On Easter 2017, she stood inside Jerusalem’s Church of the Holy Sepulchre, a shrine built over the place where (tradition claims) Jesus was buried. Reflecting on what the trip had taught her, she concluded that the historical fact of the resurrection is “of little consequence.” All that “true believers” need is their “faith.” Blind faith, not historical fact, establishes the spiritual significance of Jesus’ death and professed resurrection.

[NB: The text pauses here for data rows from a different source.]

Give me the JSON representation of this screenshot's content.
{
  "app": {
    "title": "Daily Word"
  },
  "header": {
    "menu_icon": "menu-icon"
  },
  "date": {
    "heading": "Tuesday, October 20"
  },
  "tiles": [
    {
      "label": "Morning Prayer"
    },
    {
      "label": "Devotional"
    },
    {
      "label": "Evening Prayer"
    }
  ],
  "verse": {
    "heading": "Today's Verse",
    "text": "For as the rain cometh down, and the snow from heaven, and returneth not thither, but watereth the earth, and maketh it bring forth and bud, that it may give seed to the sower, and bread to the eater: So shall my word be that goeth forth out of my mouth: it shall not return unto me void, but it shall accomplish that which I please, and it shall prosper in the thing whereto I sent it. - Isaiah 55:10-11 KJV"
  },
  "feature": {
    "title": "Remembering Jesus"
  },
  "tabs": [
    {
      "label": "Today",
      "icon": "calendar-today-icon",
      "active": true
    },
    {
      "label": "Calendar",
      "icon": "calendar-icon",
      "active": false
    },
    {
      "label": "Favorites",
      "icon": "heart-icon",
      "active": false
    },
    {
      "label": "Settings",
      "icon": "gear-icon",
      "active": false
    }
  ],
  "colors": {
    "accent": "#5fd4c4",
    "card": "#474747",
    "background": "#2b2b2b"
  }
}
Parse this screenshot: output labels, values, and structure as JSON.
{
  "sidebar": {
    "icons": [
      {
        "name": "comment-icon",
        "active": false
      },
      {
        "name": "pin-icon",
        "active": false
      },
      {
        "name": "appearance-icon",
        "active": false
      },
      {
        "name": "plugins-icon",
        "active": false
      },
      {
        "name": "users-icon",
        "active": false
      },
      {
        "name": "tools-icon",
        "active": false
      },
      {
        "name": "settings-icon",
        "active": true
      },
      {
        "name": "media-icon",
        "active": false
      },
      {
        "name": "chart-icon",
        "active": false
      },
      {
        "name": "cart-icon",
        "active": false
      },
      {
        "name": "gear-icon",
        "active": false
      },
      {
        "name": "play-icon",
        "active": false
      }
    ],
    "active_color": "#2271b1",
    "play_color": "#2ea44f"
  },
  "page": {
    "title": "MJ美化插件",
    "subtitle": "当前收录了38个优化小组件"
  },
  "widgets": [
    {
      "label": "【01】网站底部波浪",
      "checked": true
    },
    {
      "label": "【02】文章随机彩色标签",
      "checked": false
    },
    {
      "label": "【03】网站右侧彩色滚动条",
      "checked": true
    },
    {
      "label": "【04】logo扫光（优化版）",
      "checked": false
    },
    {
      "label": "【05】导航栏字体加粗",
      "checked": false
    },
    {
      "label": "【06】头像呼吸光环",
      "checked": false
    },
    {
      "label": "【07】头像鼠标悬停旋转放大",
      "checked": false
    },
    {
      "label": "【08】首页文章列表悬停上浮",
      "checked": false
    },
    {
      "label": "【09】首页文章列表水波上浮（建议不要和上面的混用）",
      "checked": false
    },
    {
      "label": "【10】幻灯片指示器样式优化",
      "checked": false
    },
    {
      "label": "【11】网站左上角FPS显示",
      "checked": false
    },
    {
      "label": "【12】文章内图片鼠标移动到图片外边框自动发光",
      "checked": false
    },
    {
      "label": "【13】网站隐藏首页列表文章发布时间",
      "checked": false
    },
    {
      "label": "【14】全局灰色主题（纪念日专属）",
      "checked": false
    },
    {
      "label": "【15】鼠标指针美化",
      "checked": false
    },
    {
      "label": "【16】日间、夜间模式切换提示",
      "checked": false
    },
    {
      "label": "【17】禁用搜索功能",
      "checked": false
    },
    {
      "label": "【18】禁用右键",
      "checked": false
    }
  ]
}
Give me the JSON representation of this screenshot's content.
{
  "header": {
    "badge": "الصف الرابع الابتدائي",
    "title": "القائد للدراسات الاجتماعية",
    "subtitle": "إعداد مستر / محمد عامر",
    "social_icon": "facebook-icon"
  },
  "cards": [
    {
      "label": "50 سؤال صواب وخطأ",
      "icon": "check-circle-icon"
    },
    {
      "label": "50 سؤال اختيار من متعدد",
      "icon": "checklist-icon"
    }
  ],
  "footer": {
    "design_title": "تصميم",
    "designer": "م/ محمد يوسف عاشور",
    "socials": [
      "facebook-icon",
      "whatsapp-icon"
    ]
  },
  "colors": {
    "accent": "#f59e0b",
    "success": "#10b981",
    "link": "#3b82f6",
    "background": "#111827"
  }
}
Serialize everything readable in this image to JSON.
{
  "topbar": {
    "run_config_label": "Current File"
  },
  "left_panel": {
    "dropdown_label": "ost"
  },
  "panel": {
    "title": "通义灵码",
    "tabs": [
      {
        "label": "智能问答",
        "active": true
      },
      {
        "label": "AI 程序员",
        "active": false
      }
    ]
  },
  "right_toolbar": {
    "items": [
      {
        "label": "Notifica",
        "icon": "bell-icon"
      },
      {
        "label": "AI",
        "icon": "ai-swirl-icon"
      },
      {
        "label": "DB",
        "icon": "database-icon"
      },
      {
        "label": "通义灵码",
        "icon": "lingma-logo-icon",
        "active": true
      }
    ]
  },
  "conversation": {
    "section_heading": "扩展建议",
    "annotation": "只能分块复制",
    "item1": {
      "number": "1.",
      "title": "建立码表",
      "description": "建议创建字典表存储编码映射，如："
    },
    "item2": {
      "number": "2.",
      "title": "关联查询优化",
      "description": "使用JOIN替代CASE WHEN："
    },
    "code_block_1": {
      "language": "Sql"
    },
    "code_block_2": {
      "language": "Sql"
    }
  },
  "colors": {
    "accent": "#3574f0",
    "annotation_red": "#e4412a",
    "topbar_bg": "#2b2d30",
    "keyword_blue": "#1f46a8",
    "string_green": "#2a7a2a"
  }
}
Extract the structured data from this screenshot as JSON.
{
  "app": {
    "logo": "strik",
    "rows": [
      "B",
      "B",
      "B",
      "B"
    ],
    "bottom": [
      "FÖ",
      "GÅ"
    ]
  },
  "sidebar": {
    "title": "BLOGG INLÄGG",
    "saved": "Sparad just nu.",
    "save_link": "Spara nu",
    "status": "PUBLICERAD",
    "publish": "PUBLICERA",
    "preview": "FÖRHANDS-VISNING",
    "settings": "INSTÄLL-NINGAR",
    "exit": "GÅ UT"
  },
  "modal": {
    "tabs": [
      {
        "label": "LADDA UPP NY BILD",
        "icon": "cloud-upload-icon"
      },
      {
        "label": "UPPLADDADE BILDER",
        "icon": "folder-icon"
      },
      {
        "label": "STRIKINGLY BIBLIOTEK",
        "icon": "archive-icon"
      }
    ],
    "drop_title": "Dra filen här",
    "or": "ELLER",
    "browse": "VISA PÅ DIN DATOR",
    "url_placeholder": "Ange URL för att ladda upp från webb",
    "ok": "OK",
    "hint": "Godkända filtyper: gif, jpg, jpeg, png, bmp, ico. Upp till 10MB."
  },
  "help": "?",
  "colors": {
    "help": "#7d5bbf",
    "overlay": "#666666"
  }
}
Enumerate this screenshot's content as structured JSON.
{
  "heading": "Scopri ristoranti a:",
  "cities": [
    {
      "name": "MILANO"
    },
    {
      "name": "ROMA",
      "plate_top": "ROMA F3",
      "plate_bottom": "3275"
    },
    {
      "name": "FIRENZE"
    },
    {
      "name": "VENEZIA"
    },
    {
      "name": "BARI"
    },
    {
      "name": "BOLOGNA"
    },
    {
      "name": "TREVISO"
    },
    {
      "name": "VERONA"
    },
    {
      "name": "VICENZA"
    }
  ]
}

The New Testament takes a very different view. For the apostolic writers, the historicity of the resurrection was paramount. Without a historical resurrection, Christianity collapses. It is the universal testimony of the historical church, the holy Scriptures, and the hundreds of eyewitnesses that Jesus came back bodily from the dead. The bodily resurrection is important for at least four reasons.

First, a bodily resurrection attests the veracity of Scripture. David prophesied the resurrection when he wrote, “You will not abandon my soul to Sheol, or let your holy one see corruption” (Psalm 16:10). Peter specifically cited Psalm 16 as a prophecy of the resurrection on the Day of Pentecost (Acts 2:22–28) while Paul preached in that Psalm 2:7 was a prophecy of the resurrection (Acts 13:32–34).

If Christ did not rise bodily from the grave, the consistent witness of the Scriptures collapses. God will have been found to be a liar for having testified to raising Jesus from the dead.

Second, a bodily resurrection attests the claims of Jesus. Jesus claimed to be the Son of God, which occasioned opposition from the religious leaders (John 19:7). But his claim proved to be true in the resurrection. He “was declared to be the Son of God in power according to the Spirit of holiness by his resurrection from the dead” (Romans 1:4). The resurrection proved his claims to divinity.

If we reject the bodily resurrection, we reject Jesus’ claims about himself. We cannot have Jesus if we will not accept all of him. It is useless to accept the ethical teachings of Jesus if we reject his bodily resurrection. We must take all of him or none of him.

Third, a bodily resurrection attests the completed work of Christ. Shortly before he died, Jesus cried, “It is finished” (John 19:30). He claimed to have paid the full penalty for sin. The resurrection proves that sin and death were defeated, so that it was not possible for death to hold him. His claims to have finished the work God gave him to do are empty without the resurrection.

If we reject the bodily resurrection, we reject the work that Christ undertook on the cross to save us from our sins. He “was delivered up for our trespasses and raised for our justification” (Romans 4:25). We cannot receive justification apart from the resurrection. We are yet in our sins and are of all people most to be pitied.

Fourth, a bodily resurrection attests the guarantee of our future bodily resurrection. Paul made that argument in 1 Corinthians 15. To reject the bodily resurrection of Christ is to reject all hope of eternal life.

As you meditate this weekend on the incarnation of Christ, remember, at the same time, that his incarnation was meaningless apart from his resurrection. Christianity marches on not on the basis of the manger birth but on the basis of the empty tomb.